Marlo Bagsik, professeur d’anglais de 11e année à la Peninsula High School de Burlingame, en Californie, s’est tourné vers la collecte et le partage de données de rue pour défendre les besoins des élèves dans le district. Parce que l’école secondaire Peninsula est une école complémentaire qui s’adresse aux élèves qui ne sont pas sur la bonne voie pour obtenir leur diplôme, il existe souvent des stéréotypes et des malentendus sur qui sont les élèves et comment les servir, dit Bagsik. Il est habitué à faire de la place aux voix des élèves dans la salle de classe. “Mais souvent, cela se perd dans la traduction lorsque vous venez à de grandes réunions et que vous regardez des données satellitaires”, dit-il. “Donc, ce que font les données de rue, c’est aider à centrer les voix, les expériences et les réalités de nos étudiants.”
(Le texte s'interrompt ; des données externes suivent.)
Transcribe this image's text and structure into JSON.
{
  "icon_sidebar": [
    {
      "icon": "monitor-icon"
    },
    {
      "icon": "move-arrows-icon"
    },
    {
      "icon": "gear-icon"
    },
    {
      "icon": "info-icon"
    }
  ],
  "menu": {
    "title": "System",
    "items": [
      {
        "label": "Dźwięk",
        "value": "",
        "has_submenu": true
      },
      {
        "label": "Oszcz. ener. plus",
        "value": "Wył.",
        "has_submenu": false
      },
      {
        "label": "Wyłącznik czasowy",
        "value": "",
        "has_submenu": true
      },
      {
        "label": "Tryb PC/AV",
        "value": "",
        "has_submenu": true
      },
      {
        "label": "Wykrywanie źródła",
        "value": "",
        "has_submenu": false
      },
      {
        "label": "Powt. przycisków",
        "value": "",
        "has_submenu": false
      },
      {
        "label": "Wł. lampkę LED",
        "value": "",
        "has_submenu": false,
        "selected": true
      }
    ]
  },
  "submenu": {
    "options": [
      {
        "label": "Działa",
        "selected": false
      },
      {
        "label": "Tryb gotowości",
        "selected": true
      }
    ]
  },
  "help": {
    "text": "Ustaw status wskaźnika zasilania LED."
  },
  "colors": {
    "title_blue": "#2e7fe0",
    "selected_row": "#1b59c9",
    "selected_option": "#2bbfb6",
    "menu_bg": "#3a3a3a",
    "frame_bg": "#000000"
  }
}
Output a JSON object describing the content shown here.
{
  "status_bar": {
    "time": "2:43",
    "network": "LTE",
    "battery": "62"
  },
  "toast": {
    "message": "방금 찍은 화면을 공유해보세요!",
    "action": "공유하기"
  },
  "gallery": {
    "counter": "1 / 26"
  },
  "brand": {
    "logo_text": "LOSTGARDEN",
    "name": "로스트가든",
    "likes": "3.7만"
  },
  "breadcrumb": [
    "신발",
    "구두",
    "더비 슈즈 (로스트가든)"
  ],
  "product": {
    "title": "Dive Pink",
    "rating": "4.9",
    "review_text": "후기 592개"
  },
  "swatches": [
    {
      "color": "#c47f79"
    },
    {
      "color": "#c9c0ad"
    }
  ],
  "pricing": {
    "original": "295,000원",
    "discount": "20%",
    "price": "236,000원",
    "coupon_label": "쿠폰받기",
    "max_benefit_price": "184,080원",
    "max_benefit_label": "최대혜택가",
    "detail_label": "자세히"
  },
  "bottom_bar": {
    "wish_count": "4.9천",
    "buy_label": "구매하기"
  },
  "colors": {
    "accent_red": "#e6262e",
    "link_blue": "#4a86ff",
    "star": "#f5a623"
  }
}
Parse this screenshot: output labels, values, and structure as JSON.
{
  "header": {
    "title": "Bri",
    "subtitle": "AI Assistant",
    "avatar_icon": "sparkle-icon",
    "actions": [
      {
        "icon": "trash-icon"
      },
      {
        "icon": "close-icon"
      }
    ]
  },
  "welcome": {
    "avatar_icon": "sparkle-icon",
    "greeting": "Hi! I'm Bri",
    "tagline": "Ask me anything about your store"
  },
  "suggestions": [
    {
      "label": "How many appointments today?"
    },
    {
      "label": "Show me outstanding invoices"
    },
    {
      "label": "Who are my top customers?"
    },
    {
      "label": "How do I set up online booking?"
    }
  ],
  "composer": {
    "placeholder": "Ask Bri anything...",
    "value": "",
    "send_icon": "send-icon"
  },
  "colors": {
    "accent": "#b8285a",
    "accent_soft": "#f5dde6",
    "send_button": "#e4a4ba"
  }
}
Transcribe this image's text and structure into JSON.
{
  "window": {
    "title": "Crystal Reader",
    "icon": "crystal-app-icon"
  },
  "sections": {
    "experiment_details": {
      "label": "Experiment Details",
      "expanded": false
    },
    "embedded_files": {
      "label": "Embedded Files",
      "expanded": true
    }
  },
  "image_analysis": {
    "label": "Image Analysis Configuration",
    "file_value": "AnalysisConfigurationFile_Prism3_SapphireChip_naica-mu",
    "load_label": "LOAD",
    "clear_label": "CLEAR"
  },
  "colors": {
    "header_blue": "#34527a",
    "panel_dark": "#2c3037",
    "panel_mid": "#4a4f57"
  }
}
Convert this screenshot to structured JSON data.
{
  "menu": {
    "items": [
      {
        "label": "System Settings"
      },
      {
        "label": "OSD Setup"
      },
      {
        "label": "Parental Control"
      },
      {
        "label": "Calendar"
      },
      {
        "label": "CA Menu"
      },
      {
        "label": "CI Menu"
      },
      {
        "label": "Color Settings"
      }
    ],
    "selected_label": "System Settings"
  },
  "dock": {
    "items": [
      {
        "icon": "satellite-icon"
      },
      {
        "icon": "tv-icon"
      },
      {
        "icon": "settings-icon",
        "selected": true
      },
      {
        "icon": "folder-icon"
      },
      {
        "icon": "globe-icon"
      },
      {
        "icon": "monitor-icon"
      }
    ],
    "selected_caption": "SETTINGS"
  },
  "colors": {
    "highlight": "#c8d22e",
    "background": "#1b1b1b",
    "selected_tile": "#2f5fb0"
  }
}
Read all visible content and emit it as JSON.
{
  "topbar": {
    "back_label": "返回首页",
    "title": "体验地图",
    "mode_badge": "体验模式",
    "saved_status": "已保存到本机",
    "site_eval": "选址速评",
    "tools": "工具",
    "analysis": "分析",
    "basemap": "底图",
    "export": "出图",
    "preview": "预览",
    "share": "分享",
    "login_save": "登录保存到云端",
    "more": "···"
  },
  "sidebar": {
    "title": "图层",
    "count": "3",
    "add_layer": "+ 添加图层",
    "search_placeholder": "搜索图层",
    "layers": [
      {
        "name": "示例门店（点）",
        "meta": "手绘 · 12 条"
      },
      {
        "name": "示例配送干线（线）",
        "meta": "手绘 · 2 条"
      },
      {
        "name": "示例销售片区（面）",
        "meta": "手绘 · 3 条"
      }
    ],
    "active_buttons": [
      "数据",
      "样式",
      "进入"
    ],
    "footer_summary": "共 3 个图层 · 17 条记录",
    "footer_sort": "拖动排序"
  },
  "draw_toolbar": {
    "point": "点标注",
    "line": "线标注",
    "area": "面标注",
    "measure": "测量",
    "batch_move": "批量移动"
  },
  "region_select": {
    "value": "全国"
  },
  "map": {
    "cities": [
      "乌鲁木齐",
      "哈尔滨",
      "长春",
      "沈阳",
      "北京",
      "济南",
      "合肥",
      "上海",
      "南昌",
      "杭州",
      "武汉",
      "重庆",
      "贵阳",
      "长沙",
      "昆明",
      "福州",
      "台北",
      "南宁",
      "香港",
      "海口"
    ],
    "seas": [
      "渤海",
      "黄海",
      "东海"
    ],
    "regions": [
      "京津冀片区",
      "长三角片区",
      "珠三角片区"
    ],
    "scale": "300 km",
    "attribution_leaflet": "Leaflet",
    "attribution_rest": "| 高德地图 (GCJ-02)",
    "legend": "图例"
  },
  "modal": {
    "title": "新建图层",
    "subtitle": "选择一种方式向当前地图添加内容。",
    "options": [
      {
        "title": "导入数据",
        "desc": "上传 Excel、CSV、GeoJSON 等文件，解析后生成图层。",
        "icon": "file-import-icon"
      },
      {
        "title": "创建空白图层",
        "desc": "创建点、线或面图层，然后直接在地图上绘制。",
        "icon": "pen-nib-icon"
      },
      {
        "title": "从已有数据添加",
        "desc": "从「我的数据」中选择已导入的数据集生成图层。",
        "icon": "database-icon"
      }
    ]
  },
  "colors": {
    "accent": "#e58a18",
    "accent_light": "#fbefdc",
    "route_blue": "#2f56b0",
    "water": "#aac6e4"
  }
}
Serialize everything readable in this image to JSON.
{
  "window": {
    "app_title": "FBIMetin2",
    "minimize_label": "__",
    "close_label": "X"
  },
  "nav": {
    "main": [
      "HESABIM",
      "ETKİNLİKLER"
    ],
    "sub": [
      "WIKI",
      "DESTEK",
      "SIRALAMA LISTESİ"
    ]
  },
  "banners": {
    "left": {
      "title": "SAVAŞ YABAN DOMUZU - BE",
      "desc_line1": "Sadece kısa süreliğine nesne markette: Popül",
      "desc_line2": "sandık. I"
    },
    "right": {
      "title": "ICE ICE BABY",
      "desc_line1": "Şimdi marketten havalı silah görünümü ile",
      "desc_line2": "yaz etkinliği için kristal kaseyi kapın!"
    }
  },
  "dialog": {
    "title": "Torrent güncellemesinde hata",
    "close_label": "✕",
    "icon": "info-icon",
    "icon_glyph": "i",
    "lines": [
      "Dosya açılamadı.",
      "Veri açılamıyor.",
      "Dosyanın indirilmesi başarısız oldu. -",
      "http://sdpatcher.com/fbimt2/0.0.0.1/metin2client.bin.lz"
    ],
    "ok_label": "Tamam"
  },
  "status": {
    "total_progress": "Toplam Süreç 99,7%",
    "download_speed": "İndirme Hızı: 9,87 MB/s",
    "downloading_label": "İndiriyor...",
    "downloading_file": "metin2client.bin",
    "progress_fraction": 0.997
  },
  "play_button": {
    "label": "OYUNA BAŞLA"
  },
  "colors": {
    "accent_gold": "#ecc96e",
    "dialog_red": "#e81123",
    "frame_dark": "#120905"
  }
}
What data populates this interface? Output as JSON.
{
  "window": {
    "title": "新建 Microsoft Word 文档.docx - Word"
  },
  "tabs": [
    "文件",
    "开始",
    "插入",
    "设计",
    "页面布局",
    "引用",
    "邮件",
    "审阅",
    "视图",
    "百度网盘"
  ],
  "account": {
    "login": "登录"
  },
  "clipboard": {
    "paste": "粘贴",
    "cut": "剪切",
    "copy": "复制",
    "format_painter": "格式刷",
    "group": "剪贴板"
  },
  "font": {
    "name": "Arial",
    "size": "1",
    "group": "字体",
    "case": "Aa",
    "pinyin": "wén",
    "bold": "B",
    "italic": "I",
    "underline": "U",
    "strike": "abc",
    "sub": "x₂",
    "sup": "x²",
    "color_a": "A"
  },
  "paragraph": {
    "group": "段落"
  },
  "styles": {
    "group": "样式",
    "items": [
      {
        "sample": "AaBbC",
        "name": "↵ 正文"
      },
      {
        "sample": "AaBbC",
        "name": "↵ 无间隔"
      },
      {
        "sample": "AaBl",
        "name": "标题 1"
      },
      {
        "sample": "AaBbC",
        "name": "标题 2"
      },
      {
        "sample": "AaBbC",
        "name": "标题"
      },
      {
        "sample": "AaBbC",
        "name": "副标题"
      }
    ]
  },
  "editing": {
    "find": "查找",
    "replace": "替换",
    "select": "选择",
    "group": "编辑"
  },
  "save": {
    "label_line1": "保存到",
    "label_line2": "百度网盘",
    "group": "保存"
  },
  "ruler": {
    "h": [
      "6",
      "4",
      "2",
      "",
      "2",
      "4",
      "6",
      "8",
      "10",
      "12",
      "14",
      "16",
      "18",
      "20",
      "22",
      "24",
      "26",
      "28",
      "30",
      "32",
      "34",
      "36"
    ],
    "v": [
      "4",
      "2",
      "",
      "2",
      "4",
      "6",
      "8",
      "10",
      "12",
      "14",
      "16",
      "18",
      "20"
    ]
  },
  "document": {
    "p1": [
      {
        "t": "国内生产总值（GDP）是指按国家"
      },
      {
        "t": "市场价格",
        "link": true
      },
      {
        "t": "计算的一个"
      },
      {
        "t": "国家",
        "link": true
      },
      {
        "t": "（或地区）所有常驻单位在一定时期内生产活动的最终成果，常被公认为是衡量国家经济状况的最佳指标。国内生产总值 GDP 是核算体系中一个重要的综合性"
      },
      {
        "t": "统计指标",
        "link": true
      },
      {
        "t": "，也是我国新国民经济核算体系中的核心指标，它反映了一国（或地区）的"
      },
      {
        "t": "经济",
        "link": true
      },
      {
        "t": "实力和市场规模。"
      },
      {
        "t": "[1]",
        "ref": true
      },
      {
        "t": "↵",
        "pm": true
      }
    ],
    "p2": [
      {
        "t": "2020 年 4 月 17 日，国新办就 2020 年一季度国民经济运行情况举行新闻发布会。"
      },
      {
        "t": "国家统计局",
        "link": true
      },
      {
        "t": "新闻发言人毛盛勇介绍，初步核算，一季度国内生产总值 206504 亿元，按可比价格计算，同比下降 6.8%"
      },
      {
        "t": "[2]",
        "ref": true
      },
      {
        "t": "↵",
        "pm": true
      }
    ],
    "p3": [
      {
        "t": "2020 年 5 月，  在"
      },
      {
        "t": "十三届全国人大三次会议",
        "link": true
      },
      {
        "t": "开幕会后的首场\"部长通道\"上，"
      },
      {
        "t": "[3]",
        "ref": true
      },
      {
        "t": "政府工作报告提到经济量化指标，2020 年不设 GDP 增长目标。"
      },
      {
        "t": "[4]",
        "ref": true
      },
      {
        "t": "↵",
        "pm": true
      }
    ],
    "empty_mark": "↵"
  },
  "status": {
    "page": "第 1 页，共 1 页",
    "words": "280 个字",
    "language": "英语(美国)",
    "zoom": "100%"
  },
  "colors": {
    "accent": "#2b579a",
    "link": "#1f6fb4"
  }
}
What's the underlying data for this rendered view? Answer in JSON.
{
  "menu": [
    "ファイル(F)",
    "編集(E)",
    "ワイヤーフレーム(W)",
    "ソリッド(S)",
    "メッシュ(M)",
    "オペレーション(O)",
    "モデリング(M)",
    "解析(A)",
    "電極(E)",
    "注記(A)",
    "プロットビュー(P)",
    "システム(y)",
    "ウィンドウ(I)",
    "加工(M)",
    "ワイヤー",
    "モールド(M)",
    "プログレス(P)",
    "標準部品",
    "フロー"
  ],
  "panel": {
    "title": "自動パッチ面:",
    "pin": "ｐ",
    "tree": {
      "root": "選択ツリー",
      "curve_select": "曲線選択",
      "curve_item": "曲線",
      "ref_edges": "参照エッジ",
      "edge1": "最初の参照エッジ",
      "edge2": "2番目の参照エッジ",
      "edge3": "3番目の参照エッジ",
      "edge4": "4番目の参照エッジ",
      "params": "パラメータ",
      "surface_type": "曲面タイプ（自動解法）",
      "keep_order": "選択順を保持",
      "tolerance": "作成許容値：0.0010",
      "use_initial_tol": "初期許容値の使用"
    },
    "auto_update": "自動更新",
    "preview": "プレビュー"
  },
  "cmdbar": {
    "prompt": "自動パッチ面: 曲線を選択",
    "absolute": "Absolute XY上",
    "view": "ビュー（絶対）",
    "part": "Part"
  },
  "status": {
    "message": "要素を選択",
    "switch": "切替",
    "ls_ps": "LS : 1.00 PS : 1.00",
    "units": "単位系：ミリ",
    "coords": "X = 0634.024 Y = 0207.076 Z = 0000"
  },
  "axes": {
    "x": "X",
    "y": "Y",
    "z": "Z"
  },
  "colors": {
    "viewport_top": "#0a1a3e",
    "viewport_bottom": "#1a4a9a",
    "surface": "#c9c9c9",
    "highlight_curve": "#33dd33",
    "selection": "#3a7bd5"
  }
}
Les étudiants de Bagsik ont ​​enregistré un panel Kiva – une discussion animée avec un groupe diversifié de participants – pour recueillir les commentaires des étudiants sur leur environnement d’apprentissage et ce qu’ils aimeraient voir à l’avenir. Les élèves ont répondu à des questions telles que « Avez-vous été victime de discrimination au cours de votre scolarité ? » » et « La discrimination est-elle venue des pairs, du personnel, du système lui-même ? » et « Comment vous sentez-vous maintenant sur votre site actuel ?

Ils ont découvert que plusieurs étudiants s’étaient sentis oubliés et isolés à de nombreux moments de leur expérience éducative. L’enregistrement du Kiva Panel a été partagé avec plus de 600 employés du district et de l’école. Beaucoup ont été choqués d’apprendre que les élèves n’avaient pas l’impression d’avoir des relations avec le personnel des sites scolaires précédents ou qu’ils ne se sentaient pas vus par les enseignants ou les administrateurs. Il a également mis en évidence les pratiques d’humanisation et d’établissement de relations que Bagsik et d’autres enseignants utilisaient pour créer des espaces sûrs et bienveillants pour les élèves de l’école secondaire Peninsula. “Je pense que cela a vraiment eu un impact sur la communauté dans son ensemble car cela leur a montré ce qu’il faut pour centrer les voix qui sont à la marge”, dit-il. “Souvent, l’école n’est pas un lieu synonyme de vulnérabilité de nos jours.”